Antwoord van Staatssecretaris Heijnen (Infrastructuur en Waterstaat) (ontvangen 3 april
2023).
Vraag 1
Bent u bekend met de oproep van de Friese Statenfracties van de ChristenUnie en de
PvdA voor opening van station Thialf wanneer er wedstrijden of andere activiteiten
plaatsvinden in het ijsstadion? Hoe luidt uw reactie hierop?1
Antwoord 1
Ja, daar ben ik mee bekend. Ik juich oproepen als deze van harte toe, omdat ik van
mening ben dat we voortdurend moeten kijken of het mogelijk is om nóg meer reizigers
op een aantrekkelijke wijze met de trein te kunnen bedienen.
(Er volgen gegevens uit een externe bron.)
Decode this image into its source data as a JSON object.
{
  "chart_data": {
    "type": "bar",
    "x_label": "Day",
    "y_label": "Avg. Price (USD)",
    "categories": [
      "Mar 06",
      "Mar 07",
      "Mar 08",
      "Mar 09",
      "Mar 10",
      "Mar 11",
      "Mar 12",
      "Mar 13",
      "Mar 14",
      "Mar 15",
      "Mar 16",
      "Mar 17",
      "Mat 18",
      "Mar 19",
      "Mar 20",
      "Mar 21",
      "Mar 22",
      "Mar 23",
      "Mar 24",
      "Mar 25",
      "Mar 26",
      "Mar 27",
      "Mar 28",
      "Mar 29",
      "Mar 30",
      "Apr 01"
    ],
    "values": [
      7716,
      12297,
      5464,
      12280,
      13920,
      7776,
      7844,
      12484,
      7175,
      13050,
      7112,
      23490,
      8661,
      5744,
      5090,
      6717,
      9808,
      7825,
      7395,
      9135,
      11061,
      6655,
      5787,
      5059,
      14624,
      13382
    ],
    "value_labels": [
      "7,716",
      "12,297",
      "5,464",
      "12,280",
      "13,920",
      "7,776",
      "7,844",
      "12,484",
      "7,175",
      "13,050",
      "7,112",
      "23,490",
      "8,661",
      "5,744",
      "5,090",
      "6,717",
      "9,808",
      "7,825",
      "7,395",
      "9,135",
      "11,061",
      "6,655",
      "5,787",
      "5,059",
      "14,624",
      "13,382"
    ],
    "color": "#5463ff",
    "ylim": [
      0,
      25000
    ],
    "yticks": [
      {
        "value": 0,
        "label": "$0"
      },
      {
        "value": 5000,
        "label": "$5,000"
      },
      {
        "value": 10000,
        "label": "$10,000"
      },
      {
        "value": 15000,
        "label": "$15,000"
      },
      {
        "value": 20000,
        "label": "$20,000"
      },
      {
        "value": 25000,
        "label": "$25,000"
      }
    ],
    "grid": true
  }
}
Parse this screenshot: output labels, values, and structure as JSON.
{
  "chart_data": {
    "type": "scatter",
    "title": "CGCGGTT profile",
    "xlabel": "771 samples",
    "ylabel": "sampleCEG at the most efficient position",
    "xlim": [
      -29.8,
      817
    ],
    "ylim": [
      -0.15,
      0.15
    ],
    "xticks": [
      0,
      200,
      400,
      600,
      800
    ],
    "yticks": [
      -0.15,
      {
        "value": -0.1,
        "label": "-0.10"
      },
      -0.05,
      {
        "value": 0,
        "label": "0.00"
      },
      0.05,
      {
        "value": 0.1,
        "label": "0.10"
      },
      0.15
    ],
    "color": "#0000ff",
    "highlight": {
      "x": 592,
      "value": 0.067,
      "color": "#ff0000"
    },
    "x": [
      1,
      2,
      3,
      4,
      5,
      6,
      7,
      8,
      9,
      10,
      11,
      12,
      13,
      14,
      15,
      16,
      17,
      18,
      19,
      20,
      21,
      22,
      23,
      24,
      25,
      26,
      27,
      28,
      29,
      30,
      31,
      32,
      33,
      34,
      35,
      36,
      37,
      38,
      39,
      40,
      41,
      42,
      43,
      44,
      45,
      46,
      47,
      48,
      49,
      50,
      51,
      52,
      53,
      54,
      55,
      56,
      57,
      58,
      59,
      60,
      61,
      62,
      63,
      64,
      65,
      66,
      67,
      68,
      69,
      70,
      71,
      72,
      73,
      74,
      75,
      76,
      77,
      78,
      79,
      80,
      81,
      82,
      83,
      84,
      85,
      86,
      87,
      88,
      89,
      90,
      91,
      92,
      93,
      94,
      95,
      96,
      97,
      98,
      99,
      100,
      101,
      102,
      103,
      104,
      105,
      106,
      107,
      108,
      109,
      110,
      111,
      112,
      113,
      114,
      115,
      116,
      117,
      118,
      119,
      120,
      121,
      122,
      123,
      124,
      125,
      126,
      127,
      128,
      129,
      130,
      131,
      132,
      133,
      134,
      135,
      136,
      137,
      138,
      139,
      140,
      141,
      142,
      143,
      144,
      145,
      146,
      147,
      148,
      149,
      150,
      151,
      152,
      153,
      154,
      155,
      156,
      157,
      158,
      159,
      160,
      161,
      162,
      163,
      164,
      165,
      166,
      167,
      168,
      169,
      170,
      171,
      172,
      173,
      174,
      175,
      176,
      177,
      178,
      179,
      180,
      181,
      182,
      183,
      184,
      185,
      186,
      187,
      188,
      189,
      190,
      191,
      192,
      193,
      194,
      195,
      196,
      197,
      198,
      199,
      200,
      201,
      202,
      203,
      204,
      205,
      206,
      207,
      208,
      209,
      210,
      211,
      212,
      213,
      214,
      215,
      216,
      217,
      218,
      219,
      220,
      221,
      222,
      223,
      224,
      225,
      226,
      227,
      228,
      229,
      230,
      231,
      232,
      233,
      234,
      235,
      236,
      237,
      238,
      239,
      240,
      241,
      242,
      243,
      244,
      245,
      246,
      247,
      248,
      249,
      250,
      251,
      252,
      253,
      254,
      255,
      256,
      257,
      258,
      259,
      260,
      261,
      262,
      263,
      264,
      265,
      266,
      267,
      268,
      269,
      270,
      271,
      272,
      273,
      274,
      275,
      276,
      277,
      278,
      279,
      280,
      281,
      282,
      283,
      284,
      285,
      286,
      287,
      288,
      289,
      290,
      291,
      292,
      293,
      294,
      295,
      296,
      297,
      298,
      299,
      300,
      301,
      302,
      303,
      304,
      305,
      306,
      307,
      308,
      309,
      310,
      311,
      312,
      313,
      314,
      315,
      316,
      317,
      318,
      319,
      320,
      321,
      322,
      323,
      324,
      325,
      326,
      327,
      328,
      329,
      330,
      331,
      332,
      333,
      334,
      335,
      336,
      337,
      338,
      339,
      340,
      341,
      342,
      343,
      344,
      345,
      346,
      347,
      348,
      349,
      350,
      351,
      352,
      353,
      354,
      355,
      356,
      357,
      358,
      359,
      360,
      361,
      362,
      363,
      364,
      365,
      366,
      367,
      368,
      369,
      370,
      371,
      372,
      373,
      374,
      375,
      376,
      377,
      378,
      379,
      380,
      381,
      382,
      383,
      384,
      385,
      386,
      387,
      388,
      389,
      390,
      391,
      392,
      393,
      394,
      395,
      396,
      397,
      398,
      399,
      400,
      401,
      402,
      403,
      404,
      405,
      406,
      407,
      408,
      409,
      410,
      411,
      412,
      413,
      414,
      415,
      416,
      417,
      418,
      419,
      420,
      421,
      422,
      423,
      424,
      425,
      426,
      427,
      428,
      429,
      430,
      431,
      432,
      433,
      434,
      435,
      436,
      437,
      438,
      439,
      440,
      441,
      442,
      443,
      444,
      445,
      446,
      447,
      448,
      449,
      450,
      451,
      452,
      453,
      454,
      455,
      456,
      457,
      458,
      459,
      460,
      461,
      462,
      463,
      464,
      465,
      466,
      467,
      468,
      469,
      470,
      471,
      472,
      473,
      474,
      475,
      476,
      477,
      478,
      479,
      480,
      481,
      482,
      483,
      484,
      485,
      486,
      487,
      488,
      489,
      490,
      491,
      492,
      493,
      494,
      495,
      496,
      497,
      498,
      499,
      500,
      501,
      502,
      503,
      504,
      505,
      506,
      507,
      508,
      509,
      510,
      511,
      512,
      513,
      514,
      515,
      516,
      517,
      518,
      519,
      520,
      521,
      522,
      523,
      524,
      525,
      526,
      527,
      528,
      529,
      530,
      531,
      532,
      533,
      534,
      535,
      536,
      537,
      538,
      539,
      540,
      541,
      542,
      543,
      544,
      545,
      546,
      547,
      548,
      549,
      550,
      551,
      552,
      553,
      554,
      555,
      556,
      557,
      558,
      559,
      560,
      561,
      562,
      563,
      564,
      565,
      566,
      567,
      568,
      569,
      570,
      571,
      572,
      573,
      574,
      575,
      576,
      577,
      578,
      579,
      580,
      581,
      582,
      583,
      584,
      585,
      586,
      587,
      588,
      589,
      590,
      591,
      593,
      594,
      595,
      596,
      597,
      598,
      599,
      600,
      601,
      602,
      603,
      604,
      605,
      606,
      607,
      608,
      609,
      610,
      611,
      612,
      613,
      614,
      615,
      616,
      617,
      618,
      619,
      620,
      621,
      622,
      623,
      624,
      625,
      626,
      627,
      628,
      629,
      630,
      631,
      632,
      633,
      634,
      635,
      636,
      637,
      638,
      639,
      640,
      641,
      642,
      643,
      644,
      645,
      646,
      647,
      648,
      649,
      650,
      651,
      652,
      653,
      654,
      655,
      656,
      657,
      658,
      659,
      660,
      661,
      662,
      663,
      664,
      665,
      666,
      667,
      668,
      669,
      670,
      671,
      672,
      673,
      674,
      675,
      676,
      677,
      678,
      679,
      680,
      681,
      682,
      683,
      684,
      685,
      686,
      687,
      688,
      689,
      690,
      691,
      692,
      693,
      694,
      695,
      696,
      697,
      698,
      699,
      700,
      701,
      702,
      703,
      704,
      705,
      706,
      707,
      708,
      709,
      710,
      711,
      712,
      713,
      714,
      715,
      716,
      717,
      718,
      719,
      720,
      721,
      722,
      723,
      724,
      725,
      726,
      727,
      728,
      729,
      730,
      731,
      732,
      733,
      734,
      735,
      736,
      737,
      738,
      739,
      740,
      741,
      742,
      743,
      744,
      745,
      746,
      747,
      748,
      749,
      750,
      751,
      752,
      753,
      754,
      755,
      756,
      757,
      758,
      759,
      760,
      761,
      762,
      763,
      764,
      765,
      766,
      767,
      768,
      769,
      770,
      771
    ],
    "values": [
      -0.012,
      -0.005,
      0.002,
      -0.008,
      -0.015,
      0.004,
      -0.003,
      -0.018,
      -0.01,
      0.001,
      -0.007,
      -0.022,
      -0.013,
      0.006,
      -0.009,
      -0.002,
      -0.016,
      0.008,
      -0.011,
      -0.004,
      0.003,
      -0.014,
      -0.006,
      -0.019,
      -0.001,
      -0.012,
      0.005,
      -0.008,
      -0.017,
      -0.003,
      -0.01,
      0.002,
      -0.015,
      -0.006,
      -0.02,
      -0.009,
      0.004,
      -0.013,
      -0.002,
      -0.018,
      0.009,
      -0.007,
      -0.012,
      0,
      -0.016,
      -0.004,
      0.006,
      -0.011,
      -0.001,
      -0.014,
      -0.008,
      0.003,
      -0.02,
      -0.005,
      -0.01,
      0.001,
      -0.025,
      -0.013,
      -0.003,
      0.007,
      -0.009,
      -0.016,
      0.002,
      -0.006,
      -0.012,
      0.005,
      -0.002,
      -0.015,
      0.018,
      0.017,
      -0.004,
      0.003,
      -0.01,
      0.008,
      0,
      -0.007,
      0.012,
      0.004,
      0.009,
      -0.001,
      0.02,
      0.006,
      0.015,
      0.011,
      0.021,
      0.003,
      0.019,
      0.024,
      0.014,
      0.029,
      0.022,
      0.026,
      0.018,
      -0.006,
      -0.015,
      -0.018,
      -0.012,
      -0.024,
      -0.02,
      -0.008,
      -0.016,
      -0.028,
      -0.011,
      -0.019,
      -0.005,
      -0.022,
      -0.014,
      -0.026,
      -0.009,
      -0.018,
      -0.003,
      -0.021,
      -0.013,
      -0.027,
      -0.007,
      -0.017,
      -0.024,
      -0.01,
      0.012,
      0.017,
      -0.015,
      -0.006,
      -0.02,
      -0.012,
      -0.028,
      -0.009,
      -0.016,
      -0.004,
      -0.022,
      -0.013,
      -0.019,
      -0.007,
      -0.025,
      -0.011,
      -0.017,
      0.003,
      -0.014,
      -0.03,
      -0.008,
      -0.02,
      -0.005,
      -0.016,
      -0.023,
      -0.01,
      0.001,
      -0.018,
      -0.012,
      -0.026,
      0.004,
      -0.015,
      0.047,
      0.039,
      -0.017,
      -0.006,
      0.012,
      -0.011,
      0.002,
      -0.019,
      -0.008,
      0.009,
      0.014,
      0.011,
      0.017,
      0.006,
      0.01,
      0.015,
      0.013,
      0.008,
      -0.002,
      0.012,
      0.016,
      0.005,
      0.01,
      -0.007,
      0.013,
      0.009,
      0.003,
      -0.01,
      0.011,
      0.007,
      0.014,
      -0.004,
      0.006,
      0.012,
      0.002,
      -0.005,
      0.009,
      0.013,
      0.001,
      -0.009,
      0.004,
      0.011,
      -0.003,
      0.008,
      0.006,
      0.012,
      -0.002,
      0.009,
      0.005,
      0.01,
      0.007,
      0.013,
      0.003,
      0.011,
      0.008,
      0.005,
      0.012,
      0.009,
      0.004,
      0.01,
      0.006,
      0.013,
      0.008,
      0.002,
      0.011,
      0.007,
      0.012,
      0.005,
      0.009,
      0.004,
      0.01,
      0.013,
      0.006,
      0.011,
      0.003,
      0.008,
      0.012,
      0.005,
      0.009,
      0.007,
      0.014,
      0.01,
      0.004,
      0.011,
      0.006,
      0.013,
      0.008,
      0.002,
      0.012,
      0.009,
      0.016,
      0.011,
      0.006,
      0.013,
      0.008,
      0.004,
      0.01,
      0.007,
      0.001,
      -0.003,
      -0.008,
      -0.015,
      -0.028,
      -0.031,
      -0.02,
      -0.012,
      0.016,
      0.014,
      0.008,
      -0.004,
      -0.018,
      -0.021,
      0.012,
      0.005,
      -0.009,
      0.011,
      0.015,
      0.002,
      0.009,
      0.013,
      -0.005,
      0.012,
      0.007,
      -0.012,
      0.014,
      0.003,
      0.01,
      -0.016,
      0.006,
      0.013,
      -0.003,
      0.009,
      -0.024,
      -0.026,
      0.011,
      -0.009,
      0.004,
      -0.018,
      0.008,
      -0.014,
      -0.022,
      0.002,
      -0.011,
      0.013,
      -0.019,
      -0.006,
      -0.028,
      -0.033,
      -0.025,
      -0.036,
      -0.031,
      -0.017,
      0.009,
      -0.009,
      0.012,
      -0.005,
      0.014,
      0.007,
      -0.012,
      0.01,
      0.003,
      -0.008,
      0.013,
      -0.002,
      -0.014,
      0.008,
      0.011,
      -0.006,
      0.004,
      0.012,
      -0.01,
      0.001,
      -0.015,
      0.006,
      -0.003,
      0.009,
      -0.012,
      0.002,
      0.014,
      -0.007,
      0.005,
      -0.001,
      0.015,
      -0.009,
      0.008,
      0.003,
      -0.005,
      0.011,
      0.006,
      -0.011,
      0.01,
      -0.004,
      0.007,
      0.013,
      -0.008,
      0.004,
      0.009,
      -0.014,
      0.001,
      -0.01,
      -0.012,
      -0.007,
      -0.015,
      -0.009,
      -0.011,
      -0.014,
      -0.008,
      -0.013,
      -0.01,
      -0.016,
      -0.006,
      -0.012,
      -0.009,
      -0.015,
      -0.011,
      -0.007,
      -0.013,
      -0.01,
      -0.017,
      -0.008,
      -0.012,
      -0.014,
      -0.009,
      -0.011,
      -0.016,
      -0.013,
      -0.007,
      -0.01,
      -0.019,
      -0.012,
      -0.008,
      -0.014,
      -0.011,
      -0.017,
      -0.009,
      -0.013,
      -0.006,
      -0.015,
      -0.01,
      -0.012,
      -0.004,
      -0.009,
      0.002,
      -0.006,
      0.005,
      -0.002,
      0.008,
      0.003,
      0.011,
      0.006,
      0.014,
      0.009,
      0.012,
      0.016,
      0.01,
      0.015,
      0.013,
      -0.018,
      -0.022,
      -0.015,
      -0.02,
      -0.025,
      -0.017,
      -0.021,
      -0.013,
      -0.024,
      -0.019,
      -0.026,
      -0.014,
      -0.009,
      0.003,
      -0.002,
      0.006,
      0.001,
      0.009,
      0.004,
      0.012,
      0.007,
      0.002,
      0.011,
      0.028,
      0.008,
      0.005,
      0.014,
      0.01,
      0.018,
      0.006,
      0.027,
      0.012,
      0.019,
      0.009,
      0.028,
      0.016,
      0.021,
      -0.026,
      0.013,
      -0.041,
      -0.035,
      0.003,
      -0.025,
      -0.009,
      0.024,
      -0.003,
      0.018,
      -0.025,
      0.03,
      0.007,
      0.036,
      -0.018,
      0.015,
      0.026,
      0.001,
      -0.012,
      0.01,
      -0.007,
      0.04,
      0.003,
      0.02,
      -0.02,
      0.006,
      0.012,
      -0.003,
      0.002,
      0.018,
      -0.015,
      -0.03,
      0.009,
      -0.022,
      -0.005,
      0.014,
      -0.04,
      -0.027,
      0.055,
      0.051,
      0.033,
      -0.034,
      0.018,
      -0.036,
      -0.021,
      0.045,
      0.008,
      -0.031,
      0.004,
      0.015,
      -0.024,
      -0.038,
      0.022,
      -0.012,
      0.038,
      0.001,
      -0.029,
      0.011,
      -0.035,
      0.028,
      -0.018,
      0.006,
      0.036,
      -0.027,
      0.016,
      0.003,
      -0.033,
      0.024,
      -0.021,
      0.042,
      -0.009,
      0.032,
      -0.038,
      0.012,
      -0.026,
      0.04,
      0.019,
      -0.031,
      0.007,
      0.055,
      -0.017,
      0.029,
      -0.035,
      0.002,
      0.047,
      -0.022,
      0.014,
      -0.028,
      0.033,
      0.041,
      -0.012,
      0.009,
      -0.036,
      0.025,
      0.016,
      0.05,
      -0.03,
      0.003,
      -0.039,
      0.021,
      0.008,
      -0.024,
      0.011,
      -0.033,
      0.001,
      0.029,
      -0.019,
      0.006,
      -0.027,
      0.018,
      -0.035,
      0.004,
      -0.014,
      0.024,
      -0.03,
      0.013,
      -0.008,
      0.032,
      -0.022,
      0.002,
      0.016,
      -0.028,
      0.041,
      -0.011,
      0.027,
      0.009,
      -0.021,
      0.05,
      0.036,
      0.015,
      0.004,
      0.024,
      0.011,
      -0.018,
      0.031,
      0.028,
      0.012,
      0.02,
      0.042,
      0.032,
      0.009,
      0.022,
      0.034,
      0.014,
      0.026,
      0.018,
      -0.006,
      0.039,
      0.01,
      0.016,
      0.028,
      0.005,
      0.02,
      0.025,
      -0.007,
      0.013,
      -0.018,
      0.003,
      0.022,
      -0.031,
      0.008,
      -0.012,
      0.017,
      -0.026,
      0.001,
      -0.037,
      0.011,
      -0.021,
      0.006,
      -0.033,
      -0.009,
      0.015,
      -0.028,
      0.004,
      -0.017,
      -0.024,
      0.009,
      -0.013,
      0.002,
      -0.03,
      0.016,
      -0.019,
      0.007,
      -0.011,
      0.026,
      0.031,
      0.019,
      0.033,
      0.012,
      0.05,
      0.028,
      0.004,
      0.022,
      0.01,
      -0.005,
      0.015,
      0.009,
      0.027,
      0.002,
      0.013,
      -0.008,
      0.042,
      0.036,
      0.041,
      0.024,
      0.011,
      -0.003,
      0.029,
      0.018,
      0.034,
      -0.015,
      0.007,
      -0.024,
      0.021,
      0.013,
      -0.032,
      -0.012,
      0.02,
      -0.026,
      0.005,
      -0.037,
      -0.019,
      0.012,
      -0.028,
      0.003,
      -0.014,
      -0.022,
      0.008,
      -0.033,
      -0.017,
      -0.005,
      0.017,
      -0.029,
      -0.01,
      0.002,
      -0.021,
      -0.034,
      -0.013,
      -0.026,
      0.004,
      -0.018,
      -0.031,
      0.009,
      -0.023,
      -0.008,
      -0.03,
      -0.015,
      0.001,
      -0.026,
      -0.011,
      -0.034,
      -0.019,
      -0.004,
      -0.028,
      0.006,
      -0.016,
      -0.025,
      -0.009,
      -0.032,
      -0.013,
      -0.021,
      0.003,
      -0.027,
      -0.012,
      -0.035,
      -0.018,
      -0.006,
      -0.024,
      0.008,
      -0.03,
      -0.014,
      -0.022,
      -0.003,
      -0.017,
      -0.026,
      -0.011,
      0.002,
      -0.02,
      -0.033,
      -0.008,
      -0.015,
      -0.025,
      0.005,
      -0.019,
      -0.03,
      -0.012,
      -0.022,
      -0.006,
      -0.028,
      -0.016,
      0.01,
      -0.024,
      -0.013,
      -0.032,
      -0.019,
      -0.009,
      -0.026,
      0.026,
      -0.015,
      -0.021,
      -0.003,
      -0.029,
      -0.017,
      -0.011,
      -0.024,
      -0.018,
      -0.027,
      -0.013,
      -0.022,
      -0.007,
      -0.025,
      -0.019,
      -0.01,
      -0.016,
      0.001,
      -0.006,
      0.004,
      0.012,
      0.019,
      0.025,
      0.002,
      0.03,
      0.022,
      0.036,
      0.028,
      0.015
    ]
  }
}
Desondanks is de reactie
op (bedienings)wensen richting de NS in sommige gevallen negatief, bijvoorbeeld als
uit de analyse van NS en/of ProRail blijkt deze niet (goed) inpasbaar is. We hebben
in Nederland te maken met een druk bereden netwerk, en de beschikbare ruimte in de
dienstregelingen (bijvoorbeeld voor een extra stop) is beperkt.
Vraag 2
Kunt u aangeven of er inmiddels ruimte in de dienstregeling is gevonden of in toekomstige
dienstregelingen ruimte is te maken om de extra stops bij halte Heereveen IJsstadion
mogelijk te maken?2
Antwoord 2
Sinds 2015 is het niet meer mogelijk om een stop op Heerenveen IJsstadion bij evenementen
in te passen in de dienstregeling zonder dat dit ten koste gaat van andere (reguliere)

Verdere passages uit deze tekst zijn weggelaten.